Using Quantum Computings During Collaborative Mobile Robot Trajectory Constructing

Abstract

The article considers a method for constructing a trajectory of a collaborative mobile robot using quantum computing in combination with classical optimization algorithms. The purpose of the study is to develop a mathematical model and numerical simulation of a quantum-oriented approach to constructing a trajectory of a collaborative robot, which allows minimizing energy costs in motion planning and ensuring obstacle avoidance in a dynamic environment. The scientific novelty of the work lies in the application of quantum optimization methods for multivariate planning, which allows avoiding local minima and guaranteeing the search for globally optimal solutions even in the case of complex configuration spaces. During the numerical simulation, it was demonstrated that the formed trajectories ensure successful obstacle avoidance and reaching the target point without deviations from the grid. Conclusions: analysis of the results showed stabilization of the energy function at the level of −350…−420, which confirms the effectiveness of optimization and convergence to the best solutions after 100–150 iterations.

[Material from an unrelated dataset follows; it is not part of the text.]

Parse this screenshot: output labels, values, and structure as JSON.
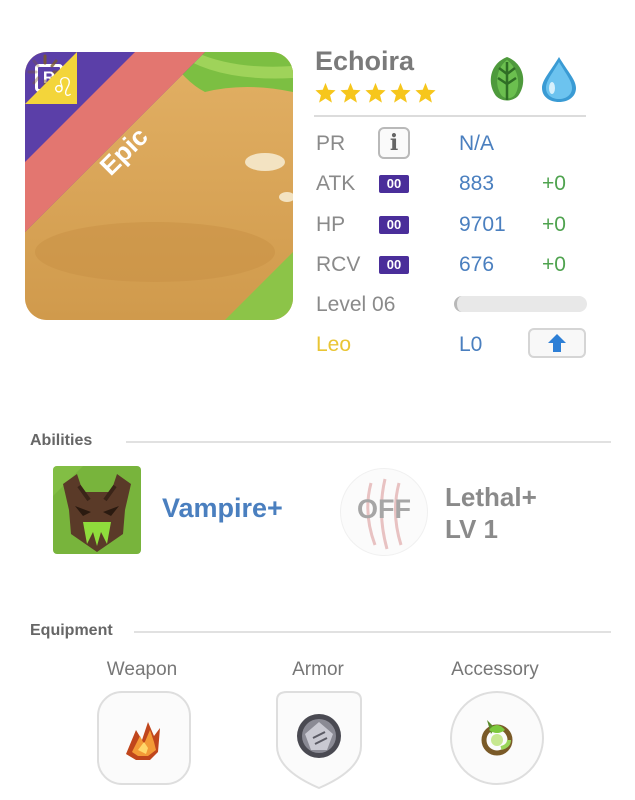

The constructed graphs confirmed that the robot’s movement is consistent with the calculated quantum plans, and the deviation between the predicted and executed trajectories is minimized. The use of the energy efficiency criterion allowed us to evaluate different route construction scenarios, where the best plans stabilized with a margin of optimality relative to the worst options by 15–20%. Qualitative analysis of the constructed trajectories confirmed the consistency between the predicted and executed paths, and quantitative results proved a reduction in the number of steps when reaching the target point. The results obtained prove that the proposed method is promising for constructing reliable and energy-optimal trajectories in collaborative robotic systems Industry 5.0.